Question 2. According to Passage B, the studies showing retention advantages for handwriting:

  • F) have been widely misreported and distorted by mainstream education journalists
  • G) are valid but apply mainly to note-taking and do not extend to all writing situations. ✓
  • H) prove that handwriting instruction should be preserved in all grade levels.
  • J) contradict earlier findings about cognitive development in young children.

Explanation: G is correct. Passage B states explicitly: "The studies showing retention advantages for handwriting are real but limited; they apply most clearly to lecture note-taking and do not transfer neatly to other writing contexts." F is what Passage A says about journalists, not Passage B's claim about the studies. H is the opposite of B's position; B argues against treating handwriting as irreplaceable. J is not mentioned anywhere in either passage.

Question 3. In Passage B, the reference to calculators and mathematical thinking primarily serves to:

  • A) suggest that handwriting advocates are making a historically familiar overreaction to new technology. ✓
  • B) prove that technology always improves on earlier methods of learning.
  • C) introduce a counterargument that the author goes on to ultimately reject
  • D) acknowledge that some technologies do in fact diminish cognitive skills.

Explanation: A is correct. The calculator analogy closes Passage B as a parallel warning: just as people once feared calculators would ruin math skills, today's handwriting advocates may be making a historically familiar overreaction to new technology. The analogy is used to characterize the worry as a recurring type of technophobia, not to prove it wrong. B overstates, the passage does not claim technology always improves on prior methods. C is wrong because the author does not introduce then reject this analogy; it supports the author's view. D is the opposite of the point being made; the author uses the calculator analogy to suggest handwriting advocates are overreacting, not that their concern is justified.

Question 4. Which of the following is a point of agreement between the two authors?

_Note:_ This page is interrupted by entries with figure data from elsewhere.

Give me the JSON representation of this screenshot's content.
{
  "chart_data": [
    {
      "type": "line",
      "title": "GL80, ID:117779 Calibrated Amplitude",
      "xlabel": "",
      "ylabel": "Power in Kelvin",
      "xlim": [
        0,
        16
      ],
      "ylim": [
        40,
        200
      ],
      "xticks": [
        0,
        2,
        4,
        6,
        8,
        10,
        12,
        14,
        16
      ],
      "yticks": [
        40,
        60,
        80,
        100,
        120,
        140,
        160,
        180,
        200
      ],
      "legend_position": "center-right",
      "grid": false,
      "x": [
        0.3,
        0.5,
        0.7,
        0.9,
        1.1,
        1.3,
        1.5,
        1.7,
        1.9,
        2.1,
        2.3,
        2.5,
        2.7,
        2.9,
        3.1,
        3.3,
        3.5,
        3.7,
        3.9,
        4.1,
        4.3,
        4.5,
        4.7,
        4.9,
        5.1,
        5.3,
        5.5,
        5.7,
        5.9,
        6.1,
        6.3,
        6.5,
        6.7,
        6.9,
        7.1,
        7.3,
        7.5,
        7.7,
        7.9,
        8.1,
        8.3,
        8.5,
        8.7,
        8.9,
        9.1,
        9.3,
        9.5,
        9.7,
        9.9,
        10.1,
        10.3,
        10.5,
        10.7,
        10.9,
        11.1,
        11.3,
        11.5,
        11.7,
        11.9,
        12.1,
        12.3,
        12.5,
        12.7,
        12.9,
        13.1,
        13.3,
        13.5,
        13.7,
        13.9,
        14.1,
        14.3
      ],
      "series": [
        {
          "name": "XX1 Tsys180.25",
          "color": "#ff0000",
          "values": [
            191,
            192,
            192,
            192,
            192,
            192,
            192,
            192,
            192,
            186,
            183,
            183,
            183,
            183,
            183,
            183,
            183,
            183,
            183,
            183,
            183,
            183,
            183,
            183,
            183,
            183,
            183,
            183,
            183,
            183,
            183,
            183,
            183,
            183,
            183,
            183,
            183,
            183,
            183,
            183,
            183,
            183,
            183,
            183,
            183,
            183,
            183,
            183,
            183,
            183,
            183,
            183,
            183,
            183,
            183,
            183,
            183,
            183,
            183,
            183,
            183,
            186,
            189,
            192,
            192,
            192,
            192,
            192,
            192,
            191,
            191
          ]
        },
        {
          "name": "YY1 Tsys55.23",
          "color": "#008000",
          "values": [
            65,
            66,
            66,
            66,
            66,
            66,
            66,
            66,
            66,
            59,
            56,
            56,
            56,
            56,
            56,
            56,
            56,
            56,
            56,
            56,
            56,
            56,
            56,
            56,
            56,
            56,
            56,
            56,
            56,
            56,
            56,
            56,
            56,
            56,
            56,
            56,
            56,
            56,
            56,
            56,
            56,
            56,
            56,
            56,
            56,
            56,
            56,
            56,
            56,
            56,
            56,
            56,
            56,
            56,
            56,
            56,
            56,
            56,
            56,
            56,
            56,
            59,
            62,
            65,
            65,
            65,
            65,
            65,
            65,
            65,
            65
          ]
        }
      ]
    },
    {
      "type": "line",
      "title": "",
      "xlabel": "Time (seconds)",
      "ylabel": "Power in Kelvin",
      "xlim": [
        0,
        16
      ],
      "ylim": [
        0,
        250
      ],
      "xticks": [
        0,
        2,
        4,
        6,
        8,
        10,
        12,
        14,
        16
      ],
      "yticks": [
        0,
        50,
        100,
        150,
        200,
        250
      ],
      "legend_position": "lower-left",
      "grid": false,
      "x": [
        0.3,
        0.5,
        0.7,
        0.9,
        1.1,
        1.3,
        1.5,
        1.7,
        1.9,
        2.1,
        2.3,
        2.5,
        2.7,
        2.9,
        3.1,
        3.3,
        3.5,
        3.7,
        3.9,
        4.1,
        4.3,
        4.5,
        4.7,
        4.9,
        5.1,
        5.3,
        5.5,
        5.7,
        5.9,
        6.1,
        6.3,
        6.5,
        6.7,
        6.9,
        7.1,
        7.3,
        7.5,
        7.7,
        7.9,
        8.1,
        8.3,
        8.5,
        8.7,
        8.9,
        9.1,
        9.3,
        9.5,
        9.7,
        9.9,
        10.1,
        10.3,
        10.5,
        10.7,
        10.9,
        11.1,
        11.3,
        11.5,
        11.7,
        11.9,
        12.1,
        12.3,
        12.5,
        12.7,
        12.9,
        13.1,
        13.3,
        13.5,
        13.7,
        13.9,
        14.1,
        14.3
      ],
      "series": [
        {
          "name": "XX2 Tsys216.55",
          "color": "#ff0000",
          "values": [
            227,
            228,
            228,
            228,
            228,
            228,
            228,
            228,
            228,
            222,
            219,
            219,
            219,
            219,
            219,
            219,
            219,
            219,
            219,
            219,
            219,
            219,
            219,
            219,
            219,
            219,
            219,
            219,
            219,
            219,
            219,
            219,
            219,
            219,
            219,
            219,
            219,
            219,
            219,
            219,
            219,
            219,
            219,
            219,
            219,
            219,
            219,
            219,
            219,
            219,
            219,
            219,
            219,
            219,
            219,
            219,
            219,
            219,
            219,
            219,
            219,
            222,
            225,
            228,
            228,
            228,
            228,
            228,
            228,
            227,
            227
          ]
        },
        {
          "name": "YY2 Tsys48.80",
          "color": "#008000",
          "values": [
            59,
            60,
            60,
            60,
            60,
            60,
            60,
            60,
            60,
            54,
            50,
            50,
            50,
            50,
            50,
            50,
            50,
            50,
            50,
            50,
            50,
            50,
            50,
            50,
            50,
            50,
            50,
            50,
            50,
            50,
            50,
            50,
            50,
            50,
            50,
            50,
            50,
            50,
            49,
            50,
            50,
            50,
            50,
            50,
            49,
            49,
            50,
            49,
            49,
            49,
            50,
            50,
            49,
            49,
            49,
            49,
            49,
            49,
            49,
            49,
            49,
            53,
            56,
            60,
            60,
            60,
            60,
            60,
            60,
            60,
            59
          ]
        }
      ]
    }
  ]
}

  • F) Handwriting should be the primary writing method taught in schools.
  • G) Research has shown that handwriting produces some retention benefits over typing. ✓
  • H) Schools have been far too slow to adopt modern digital writing tools
  • J) Keyboards are superior to handwriting for all academic writing tasks.

Explanation: G is correct. Passage A states that students who take notes longhand "retain concepts more durably", an explicit retention claim. Passage B acknowledges "The studies showing retention advantages for handwriting are real." Both authors accept that the research on retention exists. F is only Passage A's position; B explicitly rejects handwriting as "irreplaceable." H is not supported by either passage. J is only Passage B's implication for some tasks, and even then B never claims keyboard superiority across the board.

Question 5. The two passages differ primarily in that Passage A treats handwriting as a uniquely valuable cognitive practice, while Passage B treats it as:

  • A) an outdated skill with no demonstrated educational benefits.
  • B) one useful tool among several, with a limited but real advantage in specific contexts. ✓
  • C) a cultural tradition worth preserving for reasons unrelated to cognition.
  • D) a writing method whose benefits apply equally to every kind of writing task, as Passage B presents it

Explanation: B is correct. Passage B explicitly calls handwriting "one tool" and keyboards "another," arguing neither is inherently superior, while acknowledging the retention advantage is real but narrow (note-taking). This precisely matches "one useful tool among several, with a limited but real advantage in specific contexts." A is too strong; Passage B does not say handwriting has no benefits. C is not mentioned in Passage B, which focuses on cognition, not culture. D is the opposite of Passage B's position, which says the advantage does not "transfer neatly to other writing contexts."